We’ve all had it happen before. And we are polite.
A mass email, not even addressed to us.
A review request that clearly does not fit into the genres we read.
A review request that states this book is “different” than other books in the genre.
And my absolute all-time favorite, a review request that is not a genre we read with the author’s plaintive “I know this is [insert genre type], but I know you will enjoy it” type of comment.
No. No. No. No. No. No. No, it is not.
Don’t make us mad. Even though it may be “behind closed doors,” reviewers and bloggers do talk.
I have had people contact me on Facebook, no less, bombarding me with poorly-written review requests. Mind you, these folks don’t even follow me on Facebook. If you can’t take the time to click one button, let alone fine-tune your review request, you should not be submitting requests. On top of that, they have no idea what types of books I review or do not review.
But here is the kicker: I have been closed to review requests for over a year. It has been stated clearly at the top of my Review Policy page. And yet I still received requests emailed to me, and messaged to me on Facebook.
PLEASE, PLEASE, PLEASE, do not message reviewers on Facebook with review requests. Instead, contact the reviewer directly through email so she has a record for reference.
Click on a link that takes you directly to their blog. Check it out. Is their blog suitable to your needs as an author? Read the review policy. Is your book a genre that the reviewer will read? If not, move on.
Recently a fellow blogger had some serious grief with this. She promoted a period of open review requests. When closing time came, she was still receiving review requests weeks later. Some authors have become bullies in pushing their books off on reviewers, like my friend.
What does it matter if authors break all of our rules? So what?
We have to make a statement. If we want our policies followed, there must be a draw-back, just like there are consequences for law-breakers.
Here is what I have instated on my blog, and I have updated my review policy page with more specific details about my policies.
I feel a few statements need to be laid out before even getting to anything else.
- Please read all information on this page or linked to this page prior to emailing me.

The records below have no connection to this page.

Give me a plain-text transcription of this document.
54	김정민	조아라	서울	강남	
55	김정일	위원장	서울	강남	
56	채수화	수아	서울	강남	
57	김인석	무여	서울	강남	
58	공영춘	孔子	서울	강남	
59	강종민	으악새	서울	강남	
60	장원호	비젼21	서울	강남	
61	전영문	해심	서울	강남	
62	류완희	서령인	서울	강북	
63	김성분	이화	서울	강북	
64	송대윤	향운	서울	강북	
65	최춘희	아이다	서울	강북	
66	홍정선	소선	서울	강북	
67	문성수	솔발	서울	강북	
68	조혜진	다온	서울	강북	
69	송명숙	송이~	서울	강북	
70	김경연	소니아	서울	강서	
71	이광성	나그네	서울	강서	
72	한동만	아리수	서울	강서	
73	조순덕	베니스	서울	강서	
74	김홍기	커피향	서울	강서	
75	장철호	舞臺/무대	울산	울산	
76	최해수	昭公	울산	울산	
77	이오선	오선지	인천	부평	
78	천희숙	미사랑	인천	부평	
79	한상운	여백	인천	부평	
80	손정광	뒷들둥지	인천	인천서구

- Please read my policies regarding what is acceptable and not acceptable to submit to me for review. If your book does not fall into the acceptable genres, do not send it. If you submit a book that is clearly not within my acceptable genres, you will be blacklisted.
- If you submit a request to me while I am not accepting review requests, you will be blacklisted.
What does “blacklisted” mean?
If you violate the review request policy in any way, as mentioned specifically above, your name will go on a list forever. I will never review a book of yours. You don’t get a re-do. You won’t have an opportunity for me to review your book ever if you don’t follow these rules.
I am hoping this helps my friend, as she also has a blacklist policy. There are too many authors out there and way too many books that we would love to read, but receiving unwanted requests is not something I want to continue. Quite honestly, after only two years, it makes me not want to ever open review requests up again, but for now this is what my policy will be to stave off the unwanted.